The owners of Rosemont Commons – the current home of Walmart and Sam’s Club – took to the stand Friday in a Summit County courtroom to defend their effort to protect their Fairlawn shopping center.
But they denied there was any conspiracy with the city of Fairlawn to close Rothrock Road to block access to a proposed site in Copley Township where the retailer wants to build new stores.
The Fairlawn City Council authorized Mayor Bill Roth to shut down the city’s portion of Rothrock Road after learning about the intention of Walmart and Sam’s Club to relocate about a mile west in the township. The proposed site is on 40 acres of undeveloped land on Rothrock Road.

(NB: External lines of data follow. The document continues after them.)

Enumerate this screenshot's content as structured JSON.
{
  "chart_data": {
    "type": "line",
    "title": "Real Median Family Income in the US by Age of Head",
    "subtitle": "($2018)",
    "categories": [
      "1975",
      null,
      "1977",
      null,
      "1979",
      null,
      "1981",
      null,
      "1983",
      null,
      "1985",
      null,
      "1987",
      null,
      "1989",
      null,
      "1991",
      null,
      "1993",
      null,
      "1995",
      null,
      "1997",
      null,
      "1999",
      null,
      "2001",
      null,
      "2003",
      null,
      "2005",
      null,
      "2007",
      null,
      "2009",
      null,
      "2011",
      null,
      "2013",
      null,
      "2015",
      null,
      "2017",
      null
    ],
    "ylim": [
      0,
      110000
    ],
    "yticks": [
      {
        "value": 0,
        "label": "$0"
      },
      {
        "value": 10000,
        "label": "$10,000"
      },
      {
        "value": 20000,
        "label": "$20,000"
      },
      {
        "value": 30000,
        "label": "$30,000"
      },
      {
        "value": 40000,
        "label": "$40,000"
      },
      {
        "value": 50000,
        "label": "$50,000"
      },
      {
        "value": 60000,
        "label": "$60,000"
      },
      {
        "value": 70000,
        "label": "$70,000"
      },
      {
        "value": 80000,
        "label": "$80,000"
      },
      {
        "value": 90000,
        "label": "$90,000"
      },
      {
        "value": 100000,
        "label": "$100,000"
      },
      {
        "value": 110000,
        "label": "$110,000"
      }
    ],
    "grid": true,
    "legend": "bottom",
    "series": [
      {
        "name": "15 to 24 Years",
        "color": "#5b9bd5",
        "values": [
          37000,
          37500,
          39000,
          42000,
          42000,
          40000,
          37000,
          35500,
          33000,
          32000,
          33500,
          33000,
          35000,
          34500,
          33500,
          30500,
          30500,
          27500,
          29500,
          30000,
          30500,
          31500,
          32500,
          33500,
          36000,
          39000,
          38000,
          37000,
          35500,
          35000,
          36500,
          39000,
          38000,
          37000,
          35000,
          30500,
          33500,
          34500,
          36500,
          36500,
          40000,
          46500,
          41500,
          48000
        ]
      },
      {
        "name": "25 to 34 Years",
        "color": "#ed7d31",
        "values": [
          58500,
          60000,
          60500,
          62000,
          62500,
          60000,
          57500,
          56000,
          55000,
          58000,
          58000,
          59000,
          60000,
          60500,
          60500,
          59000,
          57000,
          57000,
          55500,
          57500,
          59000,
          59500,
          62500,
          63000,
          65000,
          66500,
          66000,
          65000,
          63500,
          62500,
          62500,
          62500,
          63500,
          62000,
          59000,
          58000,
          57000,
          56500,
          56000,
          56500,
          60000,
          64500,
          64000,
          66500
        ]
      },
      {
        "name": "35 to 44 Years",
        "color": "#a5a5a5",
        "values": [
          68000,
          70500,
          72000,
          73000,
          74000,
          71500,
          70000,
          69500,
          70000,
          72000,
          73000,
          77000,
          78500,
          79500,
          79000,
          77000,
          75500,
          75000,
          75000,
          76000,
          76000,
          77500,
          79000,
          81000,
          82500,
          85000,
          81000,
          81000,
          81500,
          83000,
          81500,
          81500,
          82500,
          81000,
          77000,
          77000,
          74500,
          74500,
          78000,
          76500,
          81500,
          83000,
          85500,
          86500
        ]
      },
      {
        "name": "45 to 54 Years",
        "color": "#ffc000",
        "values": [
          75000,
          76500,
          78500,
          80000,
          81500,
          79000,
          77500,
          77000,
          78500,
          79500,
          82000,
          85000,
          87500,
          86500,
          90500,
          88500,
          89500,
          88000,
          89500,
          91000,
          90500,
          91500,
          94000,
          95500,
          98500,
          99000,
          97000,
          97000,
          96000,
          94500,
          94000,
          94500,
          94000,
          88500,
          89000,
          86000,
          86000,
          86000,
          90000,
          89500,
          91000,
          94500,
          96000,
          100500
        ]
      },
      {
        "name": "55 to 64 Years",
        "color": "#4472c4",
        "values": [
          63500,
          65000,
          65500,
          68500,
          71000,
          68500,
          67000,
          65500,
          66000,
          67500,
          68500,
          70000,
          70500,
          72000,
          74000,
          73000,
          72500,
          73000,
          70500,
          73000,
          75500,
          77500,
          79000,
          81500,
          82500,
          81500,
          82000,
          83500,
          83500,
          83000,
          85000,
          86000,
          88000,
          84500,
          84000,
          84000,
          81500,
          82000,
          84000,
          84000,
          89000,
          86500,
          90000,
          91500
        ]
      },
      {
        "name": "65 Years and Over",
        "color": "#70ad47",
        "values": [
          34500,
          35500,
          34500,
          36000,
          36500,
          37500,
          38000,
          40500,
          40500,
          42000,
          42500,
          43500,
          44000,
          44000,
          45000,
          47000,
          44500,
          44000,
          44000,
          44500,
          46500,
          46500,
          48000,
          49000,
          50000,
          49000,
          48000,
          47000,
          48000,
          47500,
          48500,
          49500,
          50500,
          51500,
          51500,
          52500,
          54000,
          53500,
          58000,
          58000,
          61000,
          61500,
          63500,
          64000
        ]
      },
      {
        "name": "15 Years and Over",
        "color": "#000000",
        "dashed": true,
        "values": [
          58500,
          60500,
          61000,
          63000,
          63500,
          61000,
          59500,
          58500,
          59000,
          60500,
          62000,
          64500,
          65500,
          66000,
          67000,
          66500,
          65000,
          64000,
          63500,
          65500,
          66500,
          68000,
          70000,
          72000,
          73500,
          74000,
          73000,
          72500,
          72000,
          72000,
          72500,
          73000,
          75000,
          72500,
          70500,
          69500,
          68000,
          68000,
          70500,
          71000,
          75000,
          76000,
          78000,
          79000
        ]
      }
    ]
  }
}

The city wants to close Rothrock just west of Sawgrass Drive near Cleveland Massillon Road. Copley Township along with Fairlawn resident Jacob Pollock of Bunker Drive off Smith Road are suing to keep the road open.
“Nobody likes to lose tenants, although that is the nature of our business, having tenants, losing tenants and getting new tenants. We are opposed to a lot going on, but we are not opposed to them moving,” said developer Herb Newman, who has partnered with Robert Stark on several real estate developments including Rosemont Commons.
“I don’t care if it’s Walmart, Sam’s Club, Target or Kohl’s as long as everyone does their job and assumes their civic responsibility and proper planning as far as maintaining the proper level of traffic,” Stark said. “I have no control over where Walmart and Sam’s Club goes. Their leases are almost up.”
The developers say they are concerned about what will happen to traffic in the Montrose area should the new development move forward.
“Our assets will be decimated and that’s why we are opposed to this, as we should be,” Newman said. “The traffic will create a calamity and will jeopardize our million square feet of development.”
Newman said with a major development comes traffic, and he was worried that some of their other tenants might abandon Rosemont Commons because of the new stores to the west.
“When we built on West Market Street we widened the street from four lanes to seven, not just in front of our centers, but from Smith Road to Cleveland Massillon Road,” Newman said. “We did that to improve the infrastructure so our clientele, the shoppers, would be able to get to our centers.”
He said the development on Rothrock Road should be made to do the same – expand Rothrock Road beyond its present two lanes.
When asked why he wrote so many letters to virtually every government agency that had anything to do with the review of the plans for the new development, Newman said he was very concerned with traffic congestion and the potential problems created by water run.
Newman said he had first-hand knowledge of water issues in the area because of his and Stark’s work to develop other properties in the area, including Rosemont Ridge, the Enclave and the Rosemont Country Club.
He also testified that many of the emails he sent to Roth addressing the closure of Rothrock Road as well as the appeal over the environmental issue, which Stark Enterprises is picking up the legal fees for, were unsolicited by the mayor.
Copley township legal counsel Irv Sugerman asked Stark if it was true that he called Copley trustees “money-grabbing carpet baggers.”
“I don’t know if I used all of those words,” Stark said. “But it’s certainly what I feel and it’s probably close to accurate in terms of what I said and what I believe.”
Later during testimony, Stark said, “Copley is a money-grabbing community that doesn’t care what it does to its neighbors.”
Testimony in the bench trial before Common Pleas Judge Alison McCarty will resume on Friday.